French Government Wants Fresh Start With Muslim Community After Burkini Row

Burkini protesters
Protesters demonstrate against France's ban on the burkini outside the French Embassy, London, August 25. France's government is trying to forge a new relationship with Muslim communities. Neil Hall/Reuters

France is seeking to end the "repulsive saga" of its Burkini ban row with a new model for co-operation between the government and the French Muslim community.

Interior Minister Bernard Cazeneuve met senior Muslim representatives Monday to hammer out a plan that includes the creation of a foundation to support Islam in France, funded solely from within the country to reduce the influence of overseas donors, Middle East Eye reported.

Anouar Kbibech, leader of the French Council of the Muslim Faith (CFCM), said: "This positive development will put an end to the repulsive saga of the burkini," referring to the bans in more than 30 French towns on a type of swimwear worn by some Muslim women.

The ban drew international criticism and was slammed by France's highest court Friday for infringing human rights.

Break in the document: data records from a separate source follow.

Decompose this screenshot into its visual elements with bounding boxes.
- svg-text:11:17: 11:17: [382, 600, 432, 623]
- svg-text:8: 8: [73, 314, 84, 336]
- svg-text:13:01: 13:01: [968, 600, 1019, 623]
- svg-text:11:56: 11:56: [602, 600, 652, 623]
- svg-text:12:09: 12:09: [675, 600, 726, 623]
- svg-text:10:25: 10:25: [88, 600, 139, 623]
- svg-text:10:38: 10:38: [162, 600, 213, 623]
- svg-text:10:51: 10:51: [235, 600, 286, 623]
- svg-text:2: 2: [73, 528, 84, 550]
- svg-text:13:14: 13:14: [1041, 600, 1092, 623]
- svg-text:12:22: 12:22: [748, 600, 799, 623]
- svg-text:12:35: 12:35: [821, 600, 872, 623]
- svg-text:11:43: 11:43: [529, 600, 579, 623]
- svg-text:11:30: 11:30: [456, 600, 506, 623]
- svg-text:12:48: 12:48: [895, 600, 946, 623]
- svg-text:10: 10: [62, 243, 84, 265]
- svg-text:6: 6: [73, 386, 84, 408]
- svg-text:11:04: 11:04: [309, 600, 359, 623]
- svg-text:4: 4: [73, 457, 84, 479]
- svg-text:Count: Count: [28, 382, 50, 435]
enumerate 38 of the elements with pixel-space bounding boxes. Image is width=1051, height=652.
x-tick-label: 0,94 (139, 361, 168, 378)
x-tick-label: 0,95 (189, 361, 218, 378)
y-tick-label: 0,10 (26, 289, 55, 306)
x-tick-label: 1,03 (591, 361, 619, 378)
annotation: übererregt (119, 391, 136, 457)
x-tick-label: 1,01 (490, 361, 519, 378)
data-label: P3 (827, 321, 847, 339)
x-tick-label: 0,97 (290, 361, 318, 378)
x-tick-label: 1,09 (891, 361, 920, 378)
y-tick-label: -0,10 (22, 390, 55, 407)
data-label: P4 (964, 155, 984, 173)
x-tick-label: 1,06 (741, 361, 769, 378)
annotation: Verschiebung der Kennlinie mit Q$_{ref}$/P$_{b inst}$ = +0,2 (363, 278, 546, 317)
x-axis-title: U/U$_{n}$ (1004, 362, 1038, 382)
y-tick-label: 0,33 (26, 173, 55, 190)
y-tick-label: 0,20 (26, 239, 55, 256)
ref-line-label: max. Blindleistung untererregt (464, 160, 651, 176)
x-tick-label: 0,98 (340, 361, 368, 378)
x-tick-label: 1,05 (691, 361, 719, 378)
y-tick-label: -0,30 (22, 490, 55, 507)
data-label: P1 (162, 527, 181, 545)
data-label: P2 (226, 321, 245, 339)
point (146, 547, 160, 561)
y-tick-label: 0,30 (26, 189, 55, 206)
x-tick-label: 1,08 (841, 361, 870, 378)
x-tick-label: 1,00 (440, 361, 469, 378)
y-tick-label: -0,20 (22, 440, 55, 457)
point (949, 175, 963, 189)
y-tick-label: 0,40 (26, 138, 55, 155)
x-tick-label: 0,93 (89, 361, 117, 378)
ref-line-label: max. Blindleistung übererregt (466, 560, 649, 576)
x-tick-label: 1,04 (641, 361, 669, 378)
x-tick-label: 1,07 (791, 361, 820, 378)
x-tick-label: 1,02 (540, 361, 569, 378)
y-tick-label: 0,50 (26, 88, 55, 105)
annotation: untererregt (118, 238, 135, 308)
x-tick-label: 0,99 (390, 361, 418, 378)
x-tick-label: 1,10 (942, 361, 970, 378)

Cazeneuve said the aim of the discussions was to forge "an Islam anchored in the values of the French Republic," but stressed that all religions had to respect French regulations on the separation of religion and state.

It is hoped that the "foundation for Islam in France" will improve transparency in the funding of Islamic activities in the country. Cazeneuve said the foundation would act as a "bridge between the French state and France's Muslims."

But the appointment of a non-Muslim to lead it, in the shape of former defense minister Jean-Pierre Chevenement has already sparked a backlash, with Hakim El Karoui, a secular Muslim involved in Monday's talks, calling it "clumsiness at the very least."